Roger Goodell said that with labor talks stalling, a new CBA is not in the near future and next season will likely see the NFL without a salary cap. Say goodbye to that famed parity? The short answer: no.
The NFL has the weakest player's union in sports. Inadequate retirement plans, mandatory slotting for rookie signing bonuses, no guaranteed contracts, etc. It's a tired story. But the upside is that it's an owner's league, and the NFLPA has little leverage to force a better CBA. And those owners are just fine without one.
We are not headed toward a labor apocalypse, where, like baseball, a select few teams have the ability to grab up all the top players while two thirds of the league has no shot at competing. I'm no economist, but neither are you, so here's the answer in simplest terms: there's an ungodly amount of money flowing, and it's more than enough for everyone.
The average team brought in $59 million in ticket sales and concessions last year. That's the kind of thing that varies by the quality of the team's play. But the real source of NFL parity is in the TV deals. Contracts with the networks paid each and every team $94 million in 2008. A DirectTV deal landed them $22 million more. And that gets paid out equally, across the board. A CBA, or lack thereof, will have no impact on that. ESPN's deal, for example, runs through 2013.
These are numbers in the middle of a recession, too. Revenues actually went down last season for some teams, the first time in a decade that this has happened. Yet only two teams were in the red, including the Raiders, who still have a franchise valued at $797 million. And that's the lowest in the league, so they're more valuable than all but three baseball teams.
All told, NFL revenues totaled $7.6 billion. And because it's coming from TV deals, it's very hard for one team to pull in much more money than another. The highest grossing team (Washington) only pulls in 66 percent more than the lowest (Detroit). In MLB, it's 270 percent. Starting to see why uncapped football would be a different story?
The two sides differ on just how much of those revenues the players see: the league says 75 percent, the union says 60. It's a moot point. With NFL teams averaging 32.3 million in operating income — that's after expenses, so it's pure profit — there's plenty of cash for each team to lure top free agents if bidding wars develop. No one's going to be left out due to lack of funds.
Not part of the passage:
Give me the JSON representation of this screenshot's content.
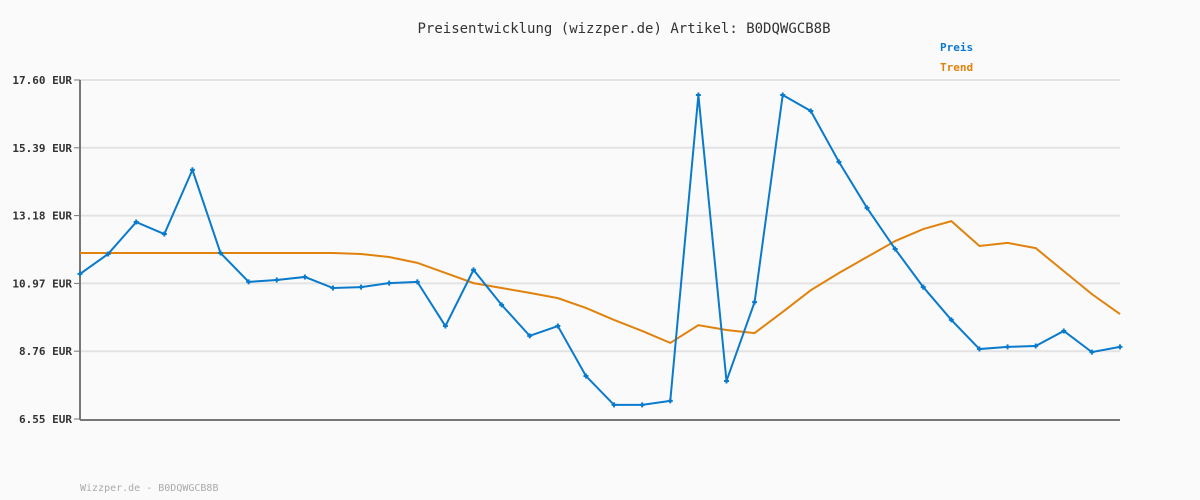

I admit I've oversimplified things, and one concern about having no cap would be the accompanying lack of a salary floor, which could induce cheapskate owners to hoard their money without putting a decent product on the field. But it's indisputable that the economic realities of football couldn't be more different than those of baseball, and even without a CBA in place next year, the league as we know it isn't going to change.